Introduction

The purpose of this test report is to investigate the transmit performance of ConnectX-4 when using a single Send Queue. The results can be used to guide software design, for example to evaluate whether a single Send Queue is suitable for a given application.

These results have not yet been reviewed by other parties. They may or may not be consistent with expectations.

Test setup

Fixed factors

  • Snabb “packetblaster” software optimized to prevent CPU bottlenecks (prototype with ConnectX-4 support).
  • Mellanox ConnectX-4 100G single-port ethernet card (PSID: MT_2180110032).
  • Firmware version 12.16.1020.
  • 1 x Send Queue.
  • Send Work Queue Entries (WQEs) always 64-bytes:
    • 16B Control Segment.
    • 32B Ethernet Segment (16 payload bytes inline).
    • 16B Send Data Segment (remaining payload bytes on DMA gather).
  • Physical addresses (“rlkey”“) used for all Send WQEs.
  • Completion event requested once every 512 packets.
  • Single entry (“collapsed”) completion queue.
  • Packets are transmitted continuously for approximately one second.

Benchmark result is taken from hardware (“vport”) counter for sent packets.

Variable factors

  • QueueSize (number of Work Queue Entries for the Send Queue).
  • PacketSize (number of bytes of payload per packet).

Results

Packet rate results with Y-scale chosen to “zoom in” on the data:

Now with the Y-scale chosen to show the theoretical limits of 0 - 148.8 Mpps for 100G ethernet.

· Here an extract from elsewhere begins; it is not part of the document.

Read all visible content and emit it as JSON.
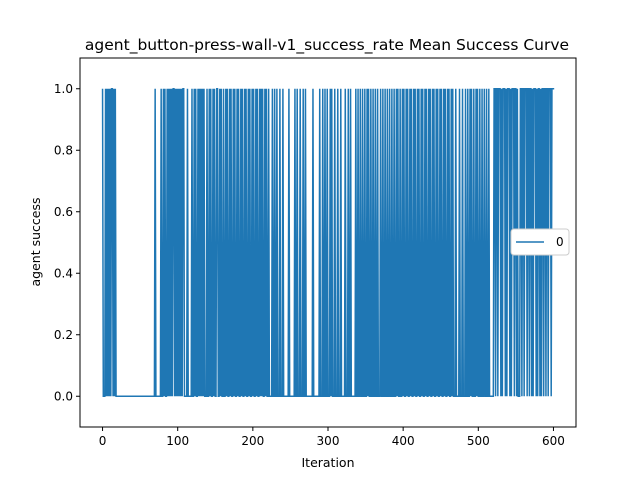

Gigabytes per second of data transfer. The number is based on the amount of data in the Send Work Queue Entries. This includes the ethernet header and packet payload but excludes CRC and other Layer-2/Layer-1 overhead.

Summary

Overall these single-queue results are far below the maximum capacity of 100G Ethernet. We need to evaluate other benchmark setups such as using multiple Send Queues.